De ese bunker hecho con letras de Góngora, Nietzsche, Kant, Sartre, Tolstoi, entre otros, de Greiff no volvió a salir más. El 11 de julio de 1976, su hijo Boris lo encontró muerto. Ese día empezó la leyenda. Uno de sus poemas, Admonición a los impertinentes, explica en gran medida las razones de su aislamiento. Un asilamiento voluntario que convirtió en su casa.
Como yo soy el Solitario,
como yo soy el Taciturno,
como yo soy el Hosco, el Arbitrario,
como soy el Lucífugo, el Nocturno,
dejadme solo.
Como soy Leo Atrabiliario,
como soy Sergio el Estepario,
como soy Proclo Extravagario,
como ya tengo el Cuervo y el Vulturno
de los acerbos choznos de Saturno,
dejadme solo.
Dejadme solo. Non quiero compaña.
Dejadme esquivo. Non gusto coreo.
Non paventad. Non presumo de Orfeo
desasnador de cerril alimaña.
Debo enfatizar, escribió en este diario Alexis De Greiff A, "que todas estas cosas se entregan sin contraprestación esperada alguna; las donaciones a veces llevan escondidas filantrópicas exenciones tributarias. Hjalmar y la familia De Greiff se han negado a comerciar con la obra de un poeta que nunca aprendió, ni quiso aprender, a hacer negocio con sus escritos. Escribió para sus amigos, para su novia y esposa Matilde, para su alma atormentada. ¿La recompensa?

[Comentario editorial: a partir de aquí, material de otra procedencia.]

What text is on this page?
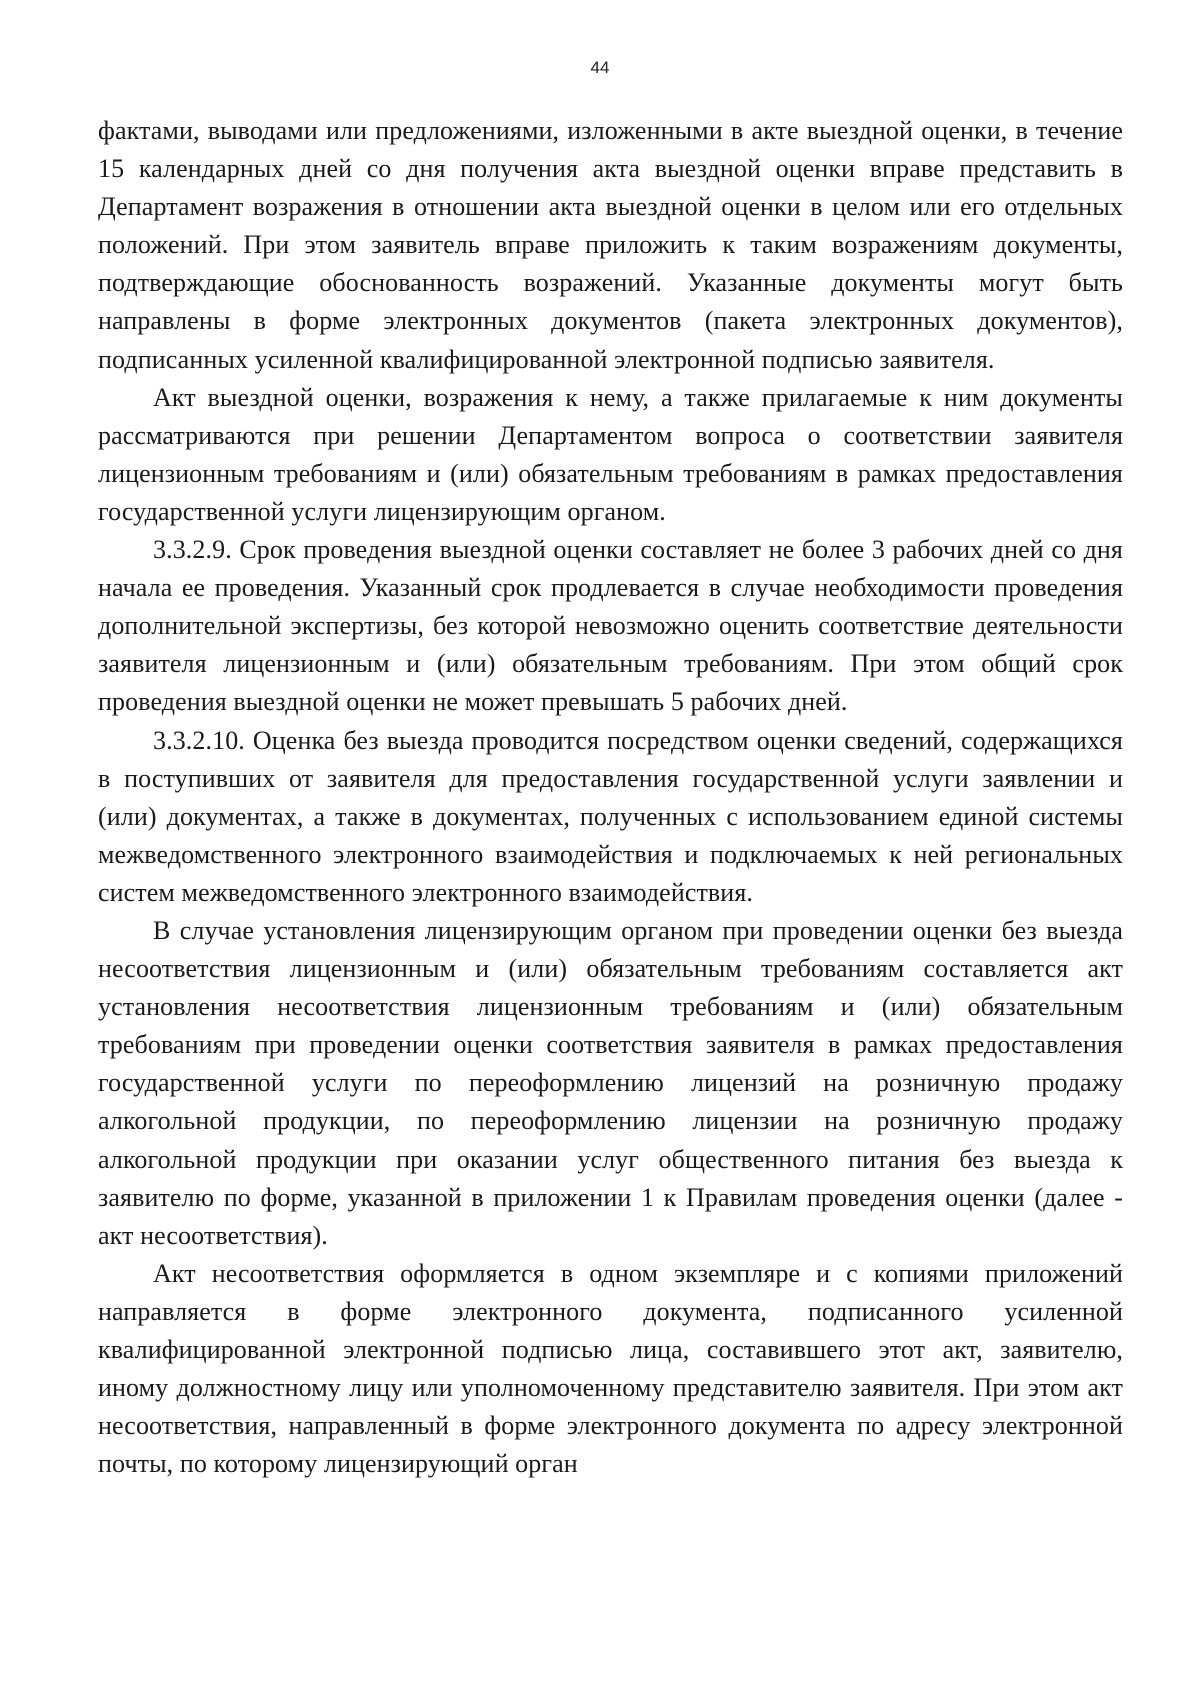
44

фактами, выводами или предложениями, изложенными в акте выездной оценки, в течение 15 календарных дней со дня получения акта выездной оценки вправе представить в Департамент возражения в отношении акта выездной оценки в целом или его отдельных положений. При этом заявитель вправе приложить к таким возражениям документы, подтверждающие обоснованность возражений. Указанные документы могут быть направлены в форме электронных документов (пакета электронных документов), подписанных усиленной квалифицированной электронной подписью заявителя.

Акт выездной оценки, возражения к нему, а также прилагаемые к ним документы рассматриваются при решении Департаментом вопроса о соответствии заявителя лицензионным требованиям и (или) обязательным требованиям в рамках предоставления государственной услуги лицензирующим органом.

3.3.2.9. Срок проведения выездной оценки составляет не более 3 рабочих дней со дня начала ее проведения. Указанный срок продлевается в случае необходимости проведения дополнительной экспертизы, без которой невозможно оценить соответствие деятельности заявителя лицензионным и (или) обязательным требованиям. При этом общий срок проведения выездной оценки не может превышать 5 рабочих дней.

3.3.2.10. Оценка без выезда проводится посредством оценки сведений, содержащихся в поступивших от заявителя для предоставления государственной услуги заявлении и (или) документах, а также в документах, полученных с использованием единой системы межведомственного электронного взаимодействия и подключаемых к ней региональных систем межведомственного электронного взаимодействия.

В случае установления лицензирующим органом при проведении оценки без выезда несоответствия лицензионным и (или) обязательным требованиям составляется акт установления несоответствия лицензионным требованиям и (или) обязательным требованиям при проведении оценки соответствия заявителя в рамках предоставления государственной услуги по переоформлению лицензий на розничную продажу алкогольной продукции, по переоформлению лицензии на розничную продажу алкогольной продукции при оказании услуг общественного питания без выезда к заявителю по форме, указанной в приложении 1 к Правилам проведения оценки (далее - акт несоответствия).

Акт несоответствия оформляется в одном экземпляре и с копиями приложений направляется в форме электронного документа, подписанного усиленной квалифицированной электронной подписью лица, составившего этот акт, заявителю, иному должностному лицу или уполномоченному представителю заявителя. При этом акт несоответствия, направленный в форме электронного документа по адресу электронной почты, по которому лицензирующий орган
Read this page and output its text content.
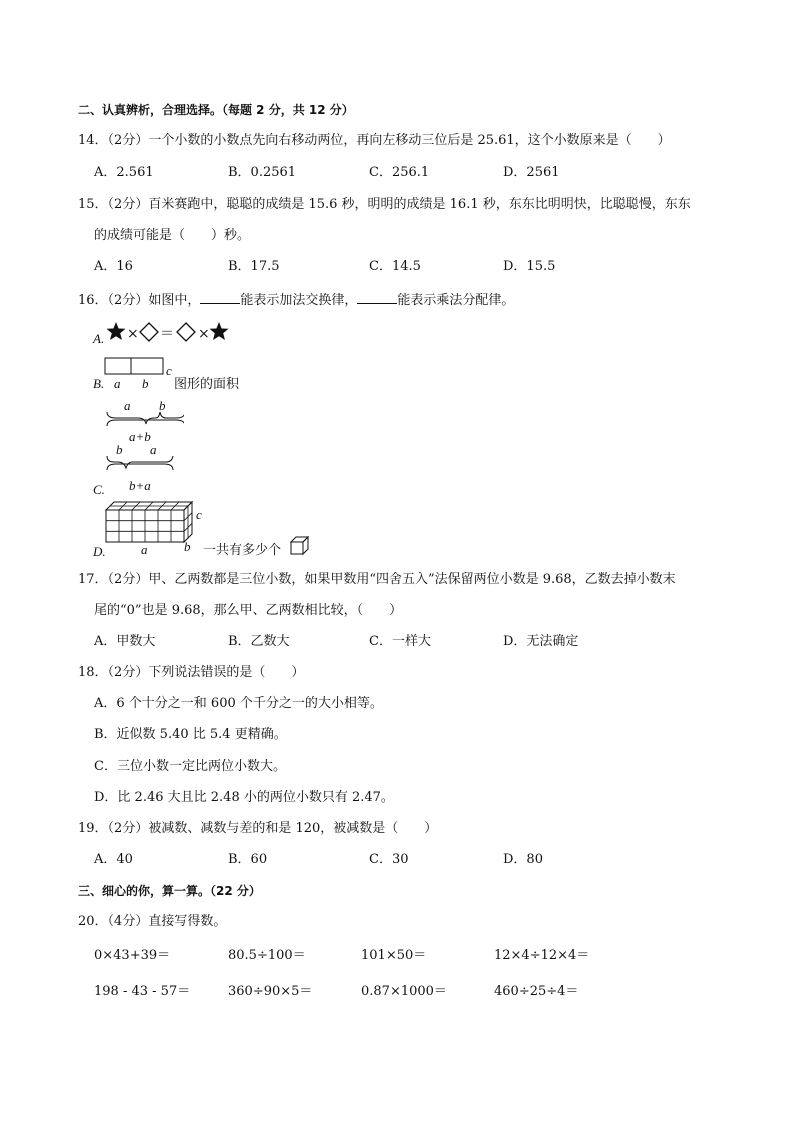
二、认真辨析，合理选择。（每题 2 分，共 12 分）
14．（2分）一个小数的小数点先向右移动两位，再向左移动三位后是 25.61，这个小数原来是（　　）
A．2.561	B．0.2561	C．256.1	D．2561
15．（2分）百米赛跑中，聪聪的成绩是 15.6 秒，明明的成绩是 16.1 秒，东东比明明快，比聪聪慢，东东
的成绩可能是（　　）秒。
A．16	B．17.5	C．14.5	D．15.5
16．（2分）如图中，	能表示加法交换律，	能表示乘法分配律。
A. × ＝ ×
B. a b
c
图形的面积
a b
a+b
b a
C. b+a
c
D.	a	b 一共有多少个
17．（2分）甲、乙两数都是三位小数，如果甲数用“四舍五入”法保留两位小数是 9.68，乙数去掉小数末
尾的“0”也是 9.68，那么甲、乙两数相比较，（　　）
A．甲数大	B．乙数大	C．一样大	D．无法确定
18．（2分）下列说法错误的是（　　）
A．6 个十分之一和 600 个千分之一的大小相等。
B．近似数 5.40 比 5.4 更精确。
C．三位小数一定比两位小数大。
D．比 2.46 大且比 2.48 小的两位小数只有 2.47。
19．（2分）被减数、减数与差的和是 120，被减数是（　　）
A．40	B．60	C．30	D．80
三、细心的你，算一算。（22 分）
20．（4分）直接写得数。
0×43+39＝	80.5÷100＝	101×50＝	12×4÷12×4＝
198 - 43 - 57＝	360÷90×5＝	0.87×1000＝	460÷25÷4＝
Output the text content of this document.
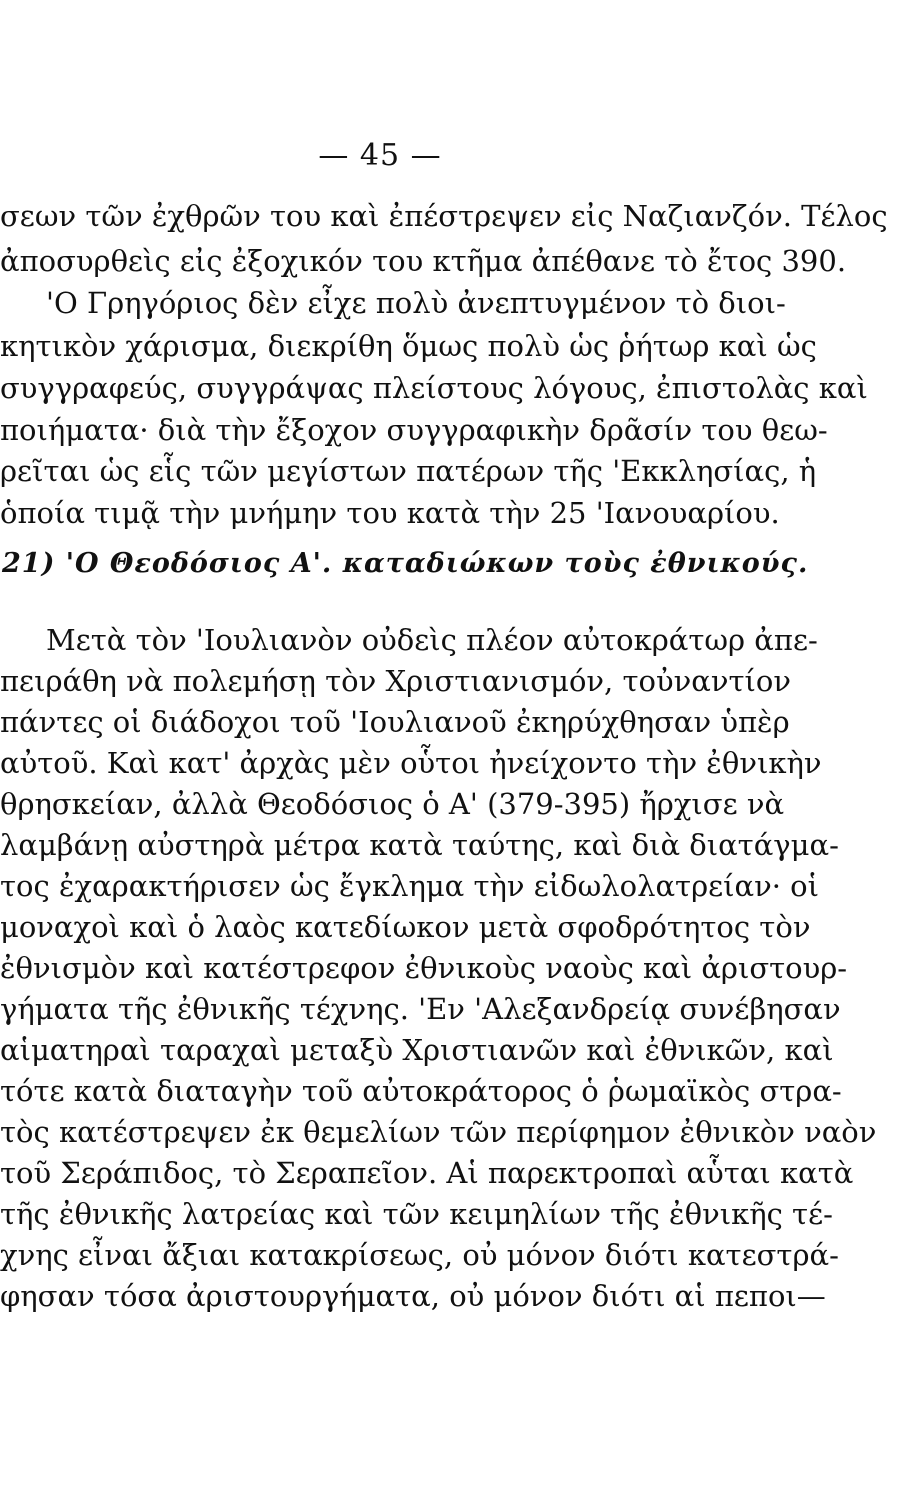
— 45 —
σεων τῶν ἐχθρῶν του καὶ ἐπέστρεψεν εἰς Ναζιανζόν. Τέλος
ἀποσυρθεὶς εἰς ἐξοχικόν του κτῆμα ἀπέθανε τὸ ἔτος 390.
'Ο Γρηγόριος δὲν εἶχε πολὺ ἀνεπτυγμένον τὸ διοι-
κητικὸν χάρισμα, διεκρίθη ὅμως πολὺ ὡς ῥήτωρ καὶ ὡς
συγγραφεύς, συγγράψας πλείστους λόγους, ἐπιστολὰς καὶ
ποιήματα· διὰ τὴν ἔξοχον συγγραφικὴν δρᾶσίν του θεω-
ρεῖται ὡς εἷς τῶν μεγίστων πατέρων τῆς 'Εκκλησίας, ἡ
ὁποία τιμᾷ τὴν μνήμην του κατὰ τὴν 25 'Ιανουαρίου.
21) 'Ο Θεοδόσιος Α'. καταδιώκων τοὺς ἐθνικούς.
Μετὰ τὸν 'Ιουλιανὸν οὐδεὶς πλέον αὐτοκράτωρ ἀπε-
πειράθη νὰ πολεμήσῃ τὸν Χριστιανισμόν, τοὐναντίον
πάντες οἱ διάδοχοι τοῦ 'Ιουλιανοῦ ἐκηρύχθησαν ὑπὲρ
αὐτοῦ. Καὶ κατ' ἀρχὰς μὲν οὗτοι ἠνείχοντο τὴν ἐθνικὴν
θρησκείαν, ἀλλὰ Θεοδόσιος ὁ Α' (379-395) ἤρχισε νὰ
λαμβάνῃ αὐστηρὰ μέτρα κατὰ ταύτης, καὶ διὰ διατάγμα-
τος ἐχαρακτήρισεν ὡς ἔγκλημα τὴν εἰδωλολατρείαν· οἱ
μοναχοὶ καὶ ὁ λαὸς κατεδίωκον μετὰ σφοδρότητος τὸν
ἐθνισμὸν καὶ κατέστρεφον ἐθνικοὺς ναοὺς καὶ ἀριστουρ-
γήματα τῆς ἐθνικῆς τέχνης. 'Εν 'Αλεξανδρείᾳ συνέβησαν
αἱματηραὶ ταραχαὶ μεταξὺ Χριστιανῶν καὶ ἐθνικῶν, καὶ
τότε κατὰ διαταγὴν τοῦ αὐτοκράτορος ὁ ῥωμαϊκὸς στρα-
τὸς κατέστρεψεν ἐκ θεμελίων τῶν περίφημον ἐθνικὸν ναὸν
τοῦ Σεράπιδος, τὸ Σεραπεῖον. Αἱ παρεκτροπαὶ αὗται κατὰ
τῆς ἐθνικῆς λατρείας καὶ τῶν κειμηλίων τῆς ἐθνικῆς τέ-
χνης εἶναι ἄξιαι κατακρίσεως, οὐ μόνον διότι κατεστρά-
φησαν τόσα ἀριστουργήματα, οὐ μόνον διότι αἱ πεποι—
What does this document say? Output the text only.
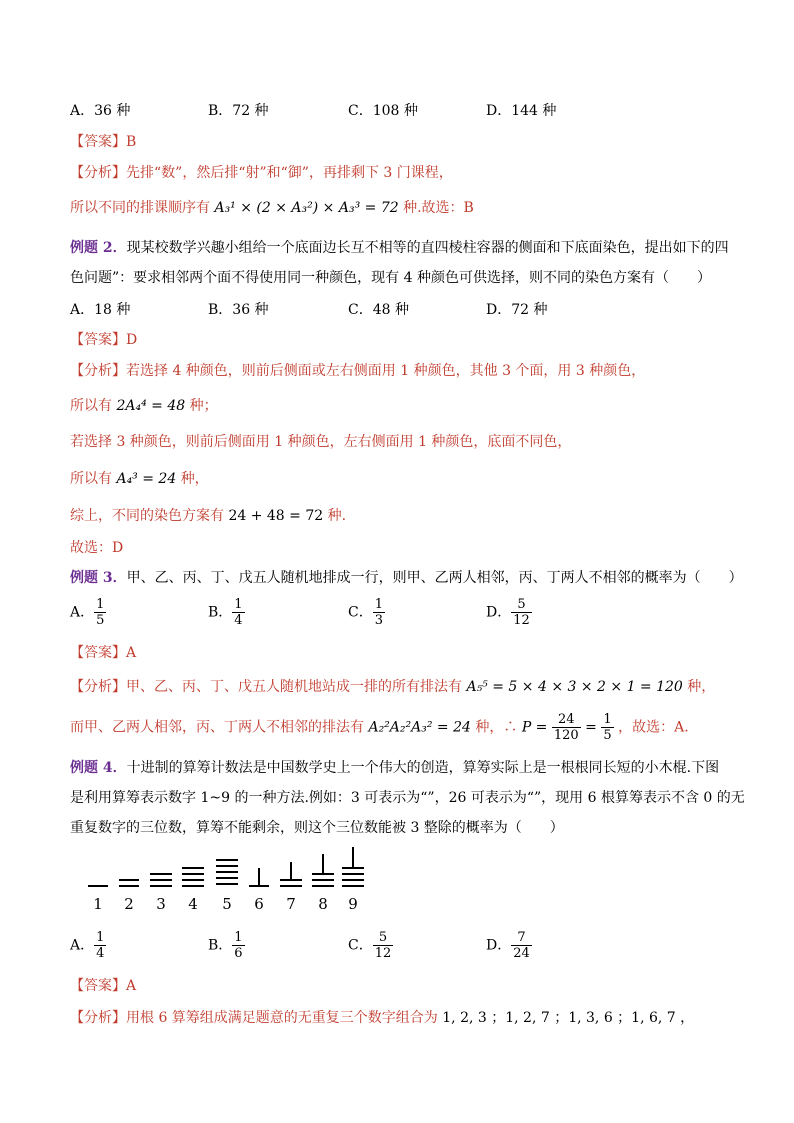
A．36 种	B．72 种	C．108 种	D．144 种
【答案】B
【分析】先排“数”，然后排“射”和“御”，再排剩下 3 门课程，
所以不同的排课顺序有 A₃¹ × (2 × A₃²) × A₃³ = 72 种.故选：B
例题 2．现某校数学兴趣小组给一个底面边长互不相等的直四棱柱容器的侧面和下底面染色，提出如下的四
色问题”：要求相邻两个面不得使用同一种颜色，现有 4 种颜色可供选择，则不同的染色方案有（　　）
A．18 种	B．36 种	C．48 种	D．72 种
【答案】D
【分析】若选择 4 种颜色，则前后侧面或左右侧面用 1 种颜色，其他 3 个面，用 3 种颜色，
所以有 2A₄⁴ = 48 种；
若选择 3 种颜色，则前后侧面用 1 种颜色，左右侧面用 1 种颜色，底面不同色，
所以有 A₄³ = 24 种，
综上，不同的染色方案有 24 + 48 = 72 种.
故选：D
例题 3．甲、乙、丙、丁、戊五人随机地排成一行，则甲、乙两人相邻，丙、丁两人不相邻的概率为（　　）
A． $\frac{1}{5}$	B． $\frac{1}{4}$	C． $\frac{1}{3}$	D． $\frac{5}{12}$
【答案】A
【分析】甲、乙、丙、丁、戊五人随机地站成一排的所有排法有 A₅⁵ = 5 × 4 × 3 × 2 × 1 = 120 种，
而甲、乙两人相邻，丙、丁两人不相邻的排法有 A₂²A₂²A₃² = 24 种，∴ $P = \frac{24}{120} = \frac{1}{5}$ ，故选：A.
例题 4．十进制的算筹计数法是中国数学史上一个伟大的创造，算筹实际上是一根根同长短的小木棍.下图
是利用算筹表示数字 1~9 的一种方法.例如：3 可表示为“”，26 可表示为“”，现用 6 根算筹表示不含 0 的无
重复数字的三位数，算筹不能剩余，则这个三位数能被 3 整除的概率为（　　）
1 2 3 4 5 6 7 8 9
A． $\frac{1}{4}$	B． $\frac{1}{6}$	C． $\frac{5}{12}$	D． $\frac{7}{24}$
【答案】A
【分析】用根 6 算筹组成满足题意的无重复三个数字组合为 1, 2, 3 ；1, 2, 7 ；1, 3, 6 ；1, 6, 7 ，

Que lo lean; nada más. En un medio donde lo importante es hacer dinero rápido, es un orgullo pertenecer a una familia que desde hace más de doscientos años se ha dedicado al servicio de lo público".
De Greiff fue un enfermo por el uso del lenguaje y, en este camino, por el uso del español que parecía muerto. Si se trataba de cantarle al mar, por ejemplo, reseña William Martínez en un texto publicado en El Espectador en 2015, “echaba mano de palabras muertas del castellano o, incluso, las inventaba: “(…) Sus resonantes trombas, / sus silencios, yo nunca pude oír...: / sus cóleras ciclópeas, sus quejas o sus himnos, / ni su mutismo impávido cuando argentos y oros / de los soles y lunas, como perennes lloros / diluyen sus riquezas por el glauco zafir...!”. Si el asunto era, en cambio, escribirle a su esposa o a algún amor de taberna, quería hacerse entender: “Esta rosa fue testigo / De éste, que, si amor no fue, / Ninguno otro amor sería”.